Complementary lateralisation in the exploratory and predatory behaviour of the common wall lizard (Podarcis muralis).

Several ectotherms show lateralisation, particularly visual lateralisation. Such brain specialisation has an ancient origin and is still present in living vertebrates. One important advantage is the possibility for lateralised animals to carry out two tasks at the same time, without altering the efficiency of either one. Recent studies on the common wall lizard (Podarcis muralis) found right eye/left hemisphere bias for attention to the cues of prey, and left eye/right hemisphere bias for controlling antipredatory and exploratory behaviours. However, these studies were independent of each other and therefore were not empirical demonstrations that the directions of visual lateralisation found in this species are present in the same individual, allowing the simultaneous performance of dual tasks. In our study the same Podarcis muralis individuals carried out one exploratory and one predatory test each. We allowed each lizard to move freely in a circular arena, with opaque walls, with either nothing or mealworm larvae in the centre. In the first case the test was an exploratory test, while in the second case it was a predatory one. The results indicated that lizards preferentially used the left eye to observe the environment--i.e., during exploration--and just tended to use the right eye during predation. Hence we conclude that in the Podarcis muralis lizard lateralisation is expressed in the same individual in opposite directions, in accordance with previous observations.

Lateralization in the escape behaviour of the common wall lizard (Podarcis muralis).
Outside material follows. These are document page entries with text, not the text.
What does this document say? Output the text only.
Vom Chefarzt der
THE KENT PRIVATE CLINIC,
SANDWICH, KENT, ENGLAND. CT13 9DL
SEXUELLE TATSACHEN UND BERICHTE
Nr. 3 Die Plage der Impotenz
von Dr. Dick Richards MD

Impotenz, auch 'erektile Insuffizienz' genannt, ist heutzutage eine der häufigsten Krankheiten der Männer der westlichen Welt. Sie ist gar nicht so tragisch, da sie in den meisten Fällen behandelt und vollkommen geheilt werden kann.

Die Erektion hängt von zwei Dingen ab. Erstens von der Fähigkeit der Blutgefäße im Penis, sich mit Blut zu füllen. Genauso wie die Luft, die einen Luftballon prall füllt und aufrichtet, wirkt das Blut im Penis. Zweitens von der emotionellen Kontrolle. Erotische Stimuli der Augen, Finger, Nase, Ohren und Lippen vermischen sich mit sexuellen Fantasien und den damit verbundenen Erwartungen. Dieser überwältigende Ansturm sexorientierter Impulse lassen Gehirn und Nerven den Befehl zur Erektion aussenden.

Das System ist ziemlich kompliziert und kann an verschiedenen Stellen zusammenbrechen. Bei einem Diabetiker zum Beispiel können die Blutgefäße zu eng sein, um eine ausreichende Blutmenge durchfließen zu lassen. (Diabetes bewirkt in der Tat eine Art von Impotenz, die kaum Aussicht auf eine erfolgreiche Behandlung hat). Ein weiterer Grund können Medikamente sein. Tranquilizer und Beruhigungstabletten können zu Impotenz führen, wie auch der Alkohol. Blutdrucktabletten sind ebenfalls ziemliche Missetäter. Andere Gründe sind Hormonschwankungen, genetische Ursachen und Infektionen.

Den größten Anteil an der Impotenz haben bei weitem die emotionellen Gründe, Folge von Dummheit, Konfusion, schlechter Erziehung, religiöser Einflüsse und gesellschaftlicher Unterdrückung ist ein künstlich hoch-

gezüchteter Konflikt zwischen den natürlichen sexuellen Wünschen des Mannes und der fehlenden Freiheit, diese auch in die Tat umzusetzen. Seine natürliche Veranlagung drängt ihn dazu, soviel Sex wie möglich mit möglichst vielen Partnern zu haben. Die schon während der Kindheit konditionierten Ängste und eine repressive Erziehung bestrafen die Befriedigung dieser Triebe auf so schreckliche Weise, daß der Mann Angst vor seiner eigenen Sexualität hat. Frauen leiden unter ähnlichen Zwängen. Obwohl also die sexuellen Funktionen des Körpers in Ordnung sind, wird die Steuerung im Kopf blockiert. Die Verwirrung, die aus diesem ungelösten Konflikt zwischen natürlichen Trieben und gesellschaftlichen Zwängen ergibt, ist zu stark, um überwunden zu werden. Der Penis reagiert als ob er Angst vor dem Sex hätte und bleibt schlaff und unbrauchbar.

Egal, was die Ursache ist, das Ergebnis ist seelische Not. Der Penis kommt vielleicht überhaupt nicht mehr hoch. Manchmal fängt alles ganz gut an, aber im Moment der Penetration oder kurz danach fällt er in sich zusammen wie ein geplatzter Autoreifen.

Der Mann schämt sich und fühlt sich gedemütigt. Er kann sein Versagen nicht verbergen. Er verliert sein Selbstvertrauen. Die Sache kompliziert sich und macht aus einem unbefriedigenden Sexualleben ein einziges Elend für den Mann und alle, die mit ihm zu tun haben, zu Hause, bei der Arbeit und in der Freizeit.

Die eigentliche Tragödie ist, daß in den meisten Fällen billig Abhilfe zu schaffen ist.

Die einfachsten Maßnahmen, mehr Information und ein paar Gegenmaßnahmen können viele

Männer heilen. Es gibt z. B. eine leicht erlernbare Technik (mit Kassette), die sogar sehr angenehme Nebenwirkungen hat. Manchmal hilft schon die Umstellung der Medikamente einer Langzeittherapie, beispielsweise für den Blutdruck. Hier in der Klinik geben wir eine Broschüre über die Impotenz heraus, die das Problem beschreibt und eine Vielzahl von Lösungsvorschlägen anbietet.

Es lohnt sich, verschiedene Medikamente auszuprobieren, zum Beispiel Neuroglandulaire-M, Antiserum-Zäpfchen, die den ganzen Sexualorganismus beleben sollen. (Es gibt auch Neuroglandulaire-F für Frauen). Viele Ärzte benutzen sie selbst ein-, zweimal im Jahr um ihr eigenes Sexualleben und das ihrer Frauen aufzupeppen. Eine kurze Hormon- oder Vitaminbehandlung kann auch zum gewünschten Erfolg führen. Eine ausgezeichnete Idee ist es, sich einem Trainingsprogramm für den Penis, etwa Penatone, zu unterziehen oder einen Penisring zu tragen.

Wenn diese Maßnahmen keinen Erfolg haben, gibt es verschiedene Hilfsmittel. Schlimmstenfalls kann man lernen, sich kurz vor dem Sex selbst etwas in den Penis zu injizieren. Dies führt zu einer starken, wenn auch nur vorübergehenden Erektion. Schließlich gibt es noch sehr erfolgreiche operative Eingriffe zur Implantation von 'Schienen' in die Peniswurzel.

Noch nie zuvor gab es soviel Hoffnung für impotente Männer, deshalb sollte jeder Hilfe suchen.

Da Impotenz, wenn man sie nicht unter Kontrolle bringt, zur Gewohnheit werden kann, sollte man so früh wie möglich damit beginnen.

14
Lateralization in ectotherms is now as well studied as in endotherms. Bias in eye use seems widespread, particularly in several ectotherms, most of them having lateral eyes. Several studies evidenced that the right eye/left hemisphere is involved in predatory behaviour and food searching while the left eye/right hemisphere seems to control predator monitoring, making lateralized individuals able to carry out both tasks simultaneously. Starting from previous observations that demonstrated a right-eye/left-hemisphere preference for observing a prey in common wall lizards, Podarcis muralis, we investigated whether a visual lateralization in antipredatory behaviour is present too. In a first experiment, we induced lizards in a terrarium to escape from a simulated predator attacking from behind, recording the direction of the escape path in relation to the starting point. We found that the preferred escape direction of most lateralized individuals was to the right and there was also a strong rightward preference in escape direction as a whole. In a second experiment the lizards, again stimulated from behind, had to choose to run down either the right or the left arm of a semi-circular tunnel ("ram-horn" maze). The rightward preference in escape behaviour was confirmed in this experiment too. We conclude that the constant rightward escape could be due to a left-eye early perception of the threatening cue and to the possibility it gives of better monitoring of most of the terrarium surface. Moreover, we found a left bias in turning the head for monitoring the predatory stimulus during escape, supporting the hypothesis that such a preference is likely due to visual lateralization rather than to motor lateralization.